Peter R. Marting, William T. Wcislo, and Stephen C. Pratt, “Colony personality and plant health in the Azteca-Cecropiamutualism,” Behavioral Ecology 29, no. 1 (January 2018): 264–71, https://doi.org/10.1093/beheco/arx165.

For interspecific mutualisms, the behavior of one partner can influence the fitness of the other, especially in the case of symbiotic mutualisms where partners live in close physical association for much of their lives. Behavioral effects on fitness may be particularly important if either species in these long-term relationships displays personality.

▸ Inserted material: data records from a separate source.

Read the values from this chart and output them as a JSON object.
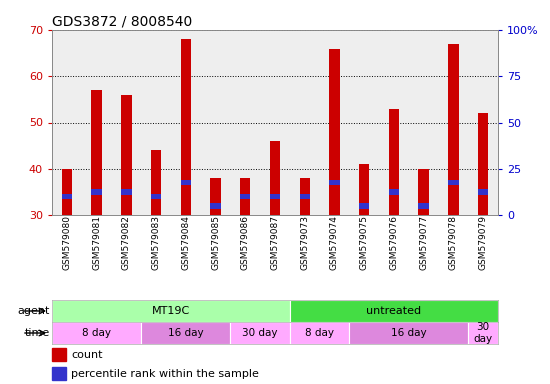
{
  "title": "GDS3872 / 8008540",
  "samples": [
    "GSM579080",
    "GSM579081",
    "GSM579082",
    "GSM579083",
    "GSM579084",
    "GSM579085",
    "GSM579086",
    "GSM579087",
    "GSM579073",
    "GSM579074",
    "GSM579075",
    "GSM579076",
    "GSM579077",
    "GSM579078",
    "GSM579079"
  ],
  "count_values": [
    40,
    57,
    56,
    44,
    68,
    38,
    38,
    46,
    38,
    66,
    41,
    53,
    40,
    67,
    52
  ],
  "percentile_values": [
    34,
    35,
    35,
    34,
    37,
    32,
    34,
    34,
    34,
    37,
    32,
    35,
    32,
    37,
    35
  ],
  "ylim_left": [
    30,
    70
  ],
  "ylim_right": [
    0,
    100
  ],
  "yticks_left": [
    30,
    40,
    50,
    60,
    70
  ],
  "yticks_right": [
    0,
    25,
    50,
    75,
    100
  ],
  "ytick_labels_right": [
    "0",
    "25",
    "50",
    "75",
    "100%"
  ],
  "bar_color_count": "#cc0000",
  "bar_color_pct": "#3333cc",
  "bar_width": 0.35,
  "grid_color": "#000000",
  "bg_color": "#ffffff",
  "plot_bg_color": "#eeeeee",
  "agent_row": [
    {
      "label": "MT19C",
      "start": 0,
      "end": 8,
      "color": "#aaffaa"
    },
    {
      "label": "untreated",
      "start": 8,
      "end": 15,
      "color": "#44dd44"
    }
  ],
  "time_row": [
    {
      "label": "8 day",
      "start": 0,
      "end": 3,
      "color": "#ffaaff"
    },
    {
      "label": "16 day",
      "start": 3,
      "end": 6,
      "color": "#dd88dd"
    },
    {
      "label": "30 day",
      "start": 6,
      "end": 8,
      "color": "#ffaaff"
    },
    {
      "label": "8 day",
      "start": 8,
      "end": 10,
      "color": "#ffaaff"
    },
    {
      "label": "16 day",
      "start": 10,
      "end": 14,
      "color": "#dd88dd"
    },
    {
      "label": "30\nday",
      "start": 14,
      "end": 15,
      "color": "#ffaaff"
    }
  ],
  "legend_count_label": "count",
  "legend_pct_label": "percentile rank within the sample",
  "left_tick_color": "#cc0000",
  "right_tick_color": "#0000cc",
  "title_fontsize": 10,
  "row_label_fontsize": 8,
  "bar_label_fontsize": 6.5
}
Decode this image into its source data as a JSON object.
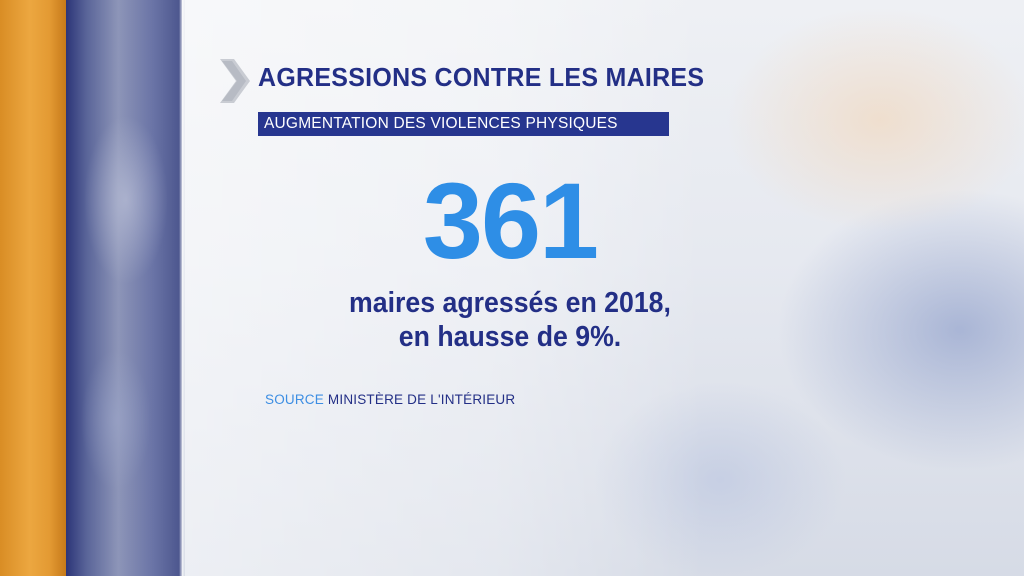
{
  "graphic": {
    "title": "AGRESSIONS CONTRE LES MAIRES",
    "subtitle": "AUGMENTATION DES VIOLENCES PHYSIQUES",
    "big_number": "361",
    "caption_line1": "maires agressés en 2018,",
    "caption_line2": "en hausse de 9%.",
    "source_label": "SOURCE",
    "source_value": "MINISTÈRE DE L'INTÉRIEUR",
    "chevron_icon": "chevron-right-icon"
  },
  "colors": {
    "title": "#232f86",
    "subtitle_bg": "#27368f",
    "big_number": "#2e8ee6",
    "source_label": "#3d8ee3",
    "orange_stripe": "#eca740",
    "blue_stripe": "#4a548c"
  }
}
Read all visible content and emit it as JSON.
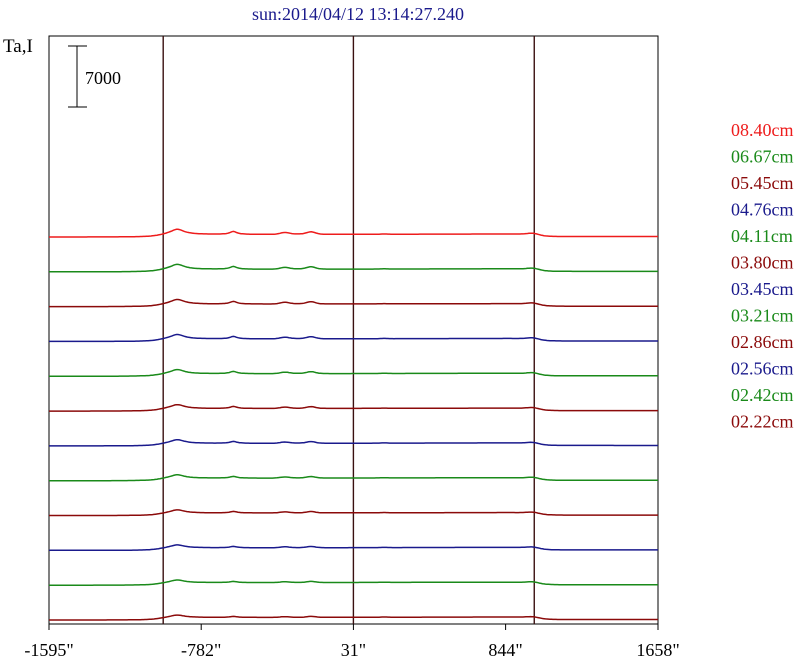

We conducted a field study on collective personality in Azteca constructor colonies that live in Cecropia trees, one of the most successful and prominent mutualisms of the neotropics. These pioneer plants provide hollow internodes for nesting and nutrient-rich food bodies; in return, the ants provide protection from herbivores and encroaching vines. We tested the consistency and correlation of 5 colony-level behavioral traits, censused colonies, and measured the amount of leaf damage for each plant. Four of five traits were both consistent within colonies and correlated among colonies. This reveals a behavioral syndrome along a docile-aggressive axis, with higher-scoring colonies showing greater activity, aggression, and responsiveness. Scores varied substantially between colonies and were independent of colony size and age. Host plants of more active, aggressive colonies had less leaf damage, suggesting a link between a colony’s personality and effective defense of its host, though the directionality of this link remains uncertain. Our field study shows that colony personality is an ecologically relevant phenomenon and sheds light on the importance of behavioral differences within mutualism dynamics.